Predictive maintenance enables network operators to identify future problems and correct them before they occur.  

 

Ø  System Health. Predict when a switch will fail based on analyzing data around processor and memory utilization, temperature, etc. 

 

Ø  Capacity. Predict when you need to expand the fabric based on data around link utilization, traffic growth, etc. 

 

Ø  Optics. Predict when an optical transceiver will fail based on Tx/Rx throughput, power, voltage, etc. Gray failures in optics are always a problem and they can be worse (harder to detect) than a complete failure. 

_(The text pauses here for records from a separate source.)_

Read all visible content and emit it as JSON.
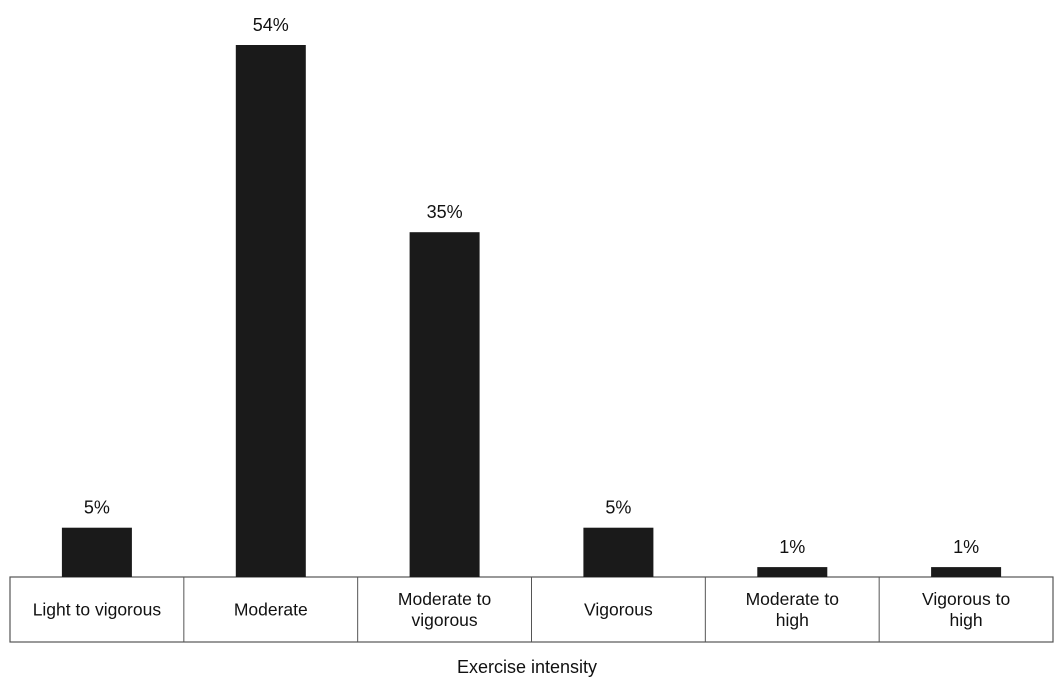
{
  "chart_data": {
    "type": "bar",
    "categories": [
      [
        "Light to vigorous"
      ],
      [
        "Moderate"
      ],
      [
        "Moderate to",
        "vigorous"
      ],
      [
        "Vigorous"
      ],
      [
        "Moderate to",
        "high"
      ],
      [
        "Vigorous to",
        "high"
      ]
    ],
    "values": [
      5,
      54,
      35,
      5,
      1,
      1
    ],
    "data_labels": [
      "5%",
      "54%",
      "35%",
      "5%",
      "1%",
      "1%"
    ],
    "title": "",
    "xlabel": "Exercise intensity",
    "ylabel": "",
    "ylim": [
      0,
      54
    ],
    "grid": false,
    "legend": "none",
    "bar_color": "#1a1a1a",
    "table_border_color": "#555555"
  }
}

With many of these examples, when the capability is first launched it is not using AI in a dynamic, responsive way. Initially, the system often sets a static threshold, that triggers an alarm. But as good grapes make good wine, good data makes good AI. It takes some time to accumulate data and this is why Juniper has such an advantage over our competitors—we’ve been doing AIOps for 10 years with the Mist® platform. Good AI needs time to accumulate data and learn-train-learn-train and adapt, all for the goal of optimizing the user experience. In the data center, AIOps is still embryonic, but it is improving very quickly. 

  • Service Level Expectations entails synthesizing a wide range of network parameters and calculating summary health metrics and analyzing the issues impacting those metrics over some time period. This provides customers with a clear picture of whether their network is meeting the needs of application owners and end users. 
  • Documentation querying is the typical base case for virtual network assistants with which most infrastructure vendors have begun: tie an LLM to your product documentation for better search. But then you move onto more advanced uses when you tie an LLM to your actual enterprise software application or in our case network management and automation tools, and the mountains of data to which they have access. Network operators can interact with the tools in new, different, and better, ways than they might do currently; all through natural language.With Marvis™ AI Assistant, we have the best helper in the business. 
  • Application Assurance is essential because the entire point of a data center is to host and deliver applications to end users. Our solution combines AIOps and intent-based networking. Anomaly detection algorithms detect when a traffic flow doesn’t look right. That intelligence is combined with a deterministic understanding of which applications are flowing through which ports at a particular time—networking and application performance are tied together. 
  • A final category of AIOps in the data center, and perhaps the most important, is simply experimentation. Large language models (LLMs) are amazing, almost magical machines. The people who build them will admit that they don’t always understand the intuition behind how these work.   

Every company, in the broadest sense of enterprise business transformation, should be grabbing foundational LLMs and fine-tuning them. Enterprises should be vectorizing the treasure troves of corporate data that they are sitting on to feed into an AI model through retrieval augmented generation (RAG). Every company that sells software should be experimenting with tying that software to LLMs and other AI models. Closer to the networking industry, we expect model context protocol (MCP) to be a key facilitator for agentic AI. If you haven’t built an MCP server for your enterprise software, do it now! 

A significant amount of AI innovation over the coming years will be customer-led. When vendors put open systems into the hands of customers, you can get amazing and even unexpected results.Throughout corporate history, many industries have been transformed by revolutionary innovation driven not by suppliers, but by end users. 

May you live in exciting times 

Most of us are buried with information about AI out there and the speed at which it is moving. We want to stay informed but not overwhelmed. However, AI is also more accessible than ever. Anyone can download just about any of the thousands and thousands of AI models available from Hugging Face —for free! A newbie can easily build an MCP server and connect it to a number of data sources. And if you get stuck, just ask Claude to help out. LLMs are beginning to feel almost like human entities that you can interact with. It’s an exciting time to be a network engineer.